Le perle nere di Kella.

Written By: bruno - Lug• 08•23

E’ il 18 aprile 2011. Mancano 10 minuti alle 15 quando nell’ufficio del centralino del 113 di Teramo la voce di un uomo, dall’accento locale, parla del ritrovamento di un cadavere, nel bosco di Ripe di Civitella.
Il punto indicato dalla segnalazione è una macchia boschiva a due passi da un chiosco in legno gestito da Carlo N., un personaggio che nella zona tutti conoscono per le sue ‘nostalgie del Duce’. Ad alcuni metri dal chiosco, su un tappeto di foglie e aghi di pino, il volto rivolto in alto sotto un cielo di primavera, c’è una giovane donna. Si chiama Carmela Rea, ma in famiglia la chiamano Melania. È seminuda, il corpo straziato di ferite, il collo inondato di sangue e una siringa conficcata all’altezza del cuore.
È il fratello di Melania a precipitarsi per identificare la vittima, mentre il marito di lei, Salvatore Parolisi (‘Totò’, militare del 235°) riceve la notizia da un amico
I coniugi Rea sono soliti portare la loro piccola Vittoria, 18 mesi, a giocare sulle altalene del parco di Ripe. Era quello che avevano fatto il 18 aprile 2011, quando Melania si era allontanata dalle altalene per andare al bagno e non era più tornata
In una macchia di alberi, qualcuno l’aveva aggredita con un coltello. Il suo aggressore aveva prima tentato di sgozzarla, poi ne aveva accoltellato il corpo con 35 fendenti, fino a farla morire dissanguata e avea inciso sulla pelle dei segni simili a una svastica. L’aveva lasciata nel bosco, infine, distesa nel suo sangue con i gli slip e i collant abbassati sotto le ginocchia. L’immagine rimanda a un’aggressione sessuale, ipotesi che gli inquirenti scartano subito, perché Melania non aveva subito violenza sessuale.

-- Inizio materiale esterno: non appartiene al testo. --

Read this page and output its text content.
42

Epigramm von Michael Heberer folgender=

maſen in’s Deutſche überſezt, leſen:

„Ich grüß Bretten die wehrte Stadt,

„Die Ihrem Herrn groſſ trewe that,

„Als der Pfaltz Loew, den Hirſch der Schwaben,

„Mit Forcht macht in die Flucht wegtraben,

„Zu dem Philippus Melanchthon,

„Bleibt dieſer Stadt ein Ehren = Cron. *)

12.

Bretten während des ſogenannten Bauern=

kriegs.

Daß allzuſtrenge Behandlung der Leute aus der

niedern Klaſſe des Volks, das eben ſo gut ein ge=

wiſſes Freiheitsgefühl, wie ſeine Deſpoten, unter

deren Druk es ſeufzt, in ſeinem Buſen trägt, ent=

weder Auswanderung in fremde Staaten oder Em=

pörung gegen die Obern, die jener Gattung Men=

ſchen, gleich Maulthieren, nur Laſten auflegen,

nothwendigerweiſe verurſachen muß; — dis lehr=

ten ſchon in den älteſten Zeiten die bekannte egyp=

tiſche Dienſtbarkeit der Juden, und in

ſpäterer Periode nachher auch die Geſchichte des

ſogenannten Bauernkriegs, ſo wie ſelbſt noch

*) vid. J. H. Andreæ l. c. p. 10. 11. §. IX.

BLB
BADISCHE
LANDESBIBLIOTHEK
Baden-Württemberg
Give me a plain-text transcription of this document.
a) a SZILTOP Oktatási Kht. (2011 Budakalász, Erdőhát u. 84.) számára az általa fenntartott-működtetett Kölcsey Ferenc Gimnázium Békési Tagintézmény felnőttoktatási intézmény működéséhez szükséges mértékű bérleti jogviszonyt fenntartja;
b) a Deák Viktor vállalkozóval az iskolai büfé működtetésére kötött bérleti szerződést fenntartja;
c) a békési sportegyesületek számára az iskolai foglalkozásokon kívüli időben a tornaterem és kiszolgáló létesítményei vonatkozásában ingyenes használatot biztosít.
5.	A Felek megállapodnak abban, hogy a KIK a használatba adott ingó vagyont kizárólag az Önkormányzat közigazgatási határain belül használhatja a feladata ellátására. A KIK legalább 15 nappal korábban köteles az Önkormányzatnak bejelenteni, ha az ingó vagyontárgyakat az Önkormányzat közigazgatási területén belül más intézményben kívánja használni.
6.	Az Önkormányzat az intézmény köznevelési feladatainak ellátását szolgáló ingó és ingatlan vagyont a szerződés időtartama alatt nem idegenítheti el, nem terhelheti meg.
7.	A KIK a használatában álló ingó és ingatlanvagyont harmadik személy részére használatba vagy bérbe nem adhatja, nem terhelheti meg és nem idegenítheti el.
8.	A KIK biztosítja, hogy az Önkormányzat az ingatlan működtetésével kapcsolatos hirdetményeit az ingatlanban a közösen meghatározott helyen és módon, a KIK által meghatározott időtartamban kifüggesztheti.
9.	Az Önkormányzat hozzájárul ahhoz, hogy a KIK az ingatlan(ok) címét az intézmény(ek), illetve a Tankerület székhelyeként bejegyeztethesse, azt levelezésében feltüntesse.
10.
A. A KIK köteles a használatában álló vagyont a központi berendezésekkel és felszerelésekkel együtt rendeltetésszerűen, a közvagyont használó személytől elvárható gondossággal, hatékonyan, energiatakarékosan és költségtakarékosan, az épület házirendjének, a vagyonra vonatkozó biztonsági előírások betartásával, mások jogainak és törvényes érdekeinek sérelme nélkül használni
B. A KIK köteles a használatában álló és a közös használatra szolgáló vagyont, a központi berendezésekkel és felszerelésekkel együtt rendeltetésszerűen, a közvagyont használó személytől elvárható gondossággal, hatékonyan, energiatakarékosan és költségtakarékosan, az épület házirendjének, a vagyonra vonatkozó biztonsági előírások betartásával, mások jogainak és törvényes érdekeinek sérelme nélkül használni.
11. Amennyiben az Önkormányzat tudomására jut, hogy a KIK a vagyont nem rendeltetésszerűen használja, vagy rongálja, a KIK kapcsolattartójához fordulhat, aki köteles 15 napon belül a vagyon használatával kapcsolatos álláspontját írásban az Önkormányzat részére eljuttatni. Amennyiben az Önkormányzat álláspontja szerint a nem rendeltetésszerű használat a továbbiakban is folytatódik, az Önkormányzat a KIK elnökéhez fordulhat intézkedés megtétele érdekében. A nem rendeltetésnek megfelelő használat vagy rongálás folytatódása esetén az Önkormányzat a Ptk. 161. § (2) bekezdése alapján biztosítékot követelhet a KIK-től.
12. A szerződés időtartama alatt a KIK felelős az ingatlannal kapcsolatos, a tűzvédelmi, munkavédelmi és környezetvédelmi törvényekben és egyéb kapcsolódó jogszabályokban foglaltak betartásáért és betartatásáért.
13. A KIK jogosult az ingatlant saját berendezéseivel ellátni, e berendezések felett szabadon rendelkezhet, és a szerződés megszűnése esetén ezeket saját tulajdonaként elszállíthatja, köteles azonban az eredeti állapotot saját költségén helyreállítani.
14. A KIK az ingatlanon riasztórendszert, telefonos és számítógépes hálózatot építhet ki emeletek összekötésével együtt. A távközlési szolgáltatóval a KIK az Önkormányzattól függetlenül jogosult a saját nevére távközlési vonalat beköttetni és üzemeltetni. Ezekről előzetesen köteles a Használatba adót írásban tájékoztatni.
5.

Scartata l’ipotesi del maniaco, dunque, resta quella del fanatico, del neonazista che sfregia il corpo della vittima disegnando svastiche. Sono il tentativo di depistaggio del killer che, probabilmente, vista la vicinanza con il chiosco di Carlo, intendeva far ricadere su di lui, la colpa. Idem per la siringa conficcata a pochi centimetri dal cuore che, insieme al laccio emostatico, trovato sul terreno, avrebbe dovuto attribuire il crimine alla mano di un tossicodipendente.
Melania, figlia di un militare dell’Aeronautica, aveva perso la testa per questo militare che lavorava come addestratore in una caserma femminile. I ragazzi si erano sposati ed era nata una bimba, ma qualcosa non andava con Salvatore. Se ne accorse da una telefonata. Melania capì tutto e rintracciò la persona ci la telefonata era riservata. Lei, 26 anni, era un’allieva del marito e non negò di avere una relazine con il suo istruttore. Melania sprofondò nello sconforto, ne parlò col marito. Lui non negò, ma sminuì l’importanza di quella relazione. Melania lo perdona.
Pochi giorni prima di quel 18 aprile, dall’account fake ‘Vecio Alpino’ che usava per chattare con l’amante, Parolisi scrive: “Tu sei la cosa più importante, non preoccuparti, massimo una settimana poi Melania dovrà sparire dalla mia vista”. Il drammatico triangolo diventa un possibile movente per chi indaga e tre mesi dopo il delitto, Salvatore Parolisi viene arrestato
Nel luglio 2016 Parolisi è stato condannato a vent’anni di reclusione per l’omicidio di sua moglie. La corte di Cassazione ha confermato l’esito del secondo processo d’appello. Il militare, oggi detenuto, è stato degradato e la piccola Vittoria è stata affidata alla famiglia materna.
Quando è morta, Melania, indossava un braccialetto con il nome di ‘Salvatore’ e una catenina con incise queste parole: “Con te sarà sempre un nuovo giorno d’amore”.
Di questi giorni la notizia che Parolisi, dopo 12 anni di carcere, gode di permessi di uscita per buona condotta.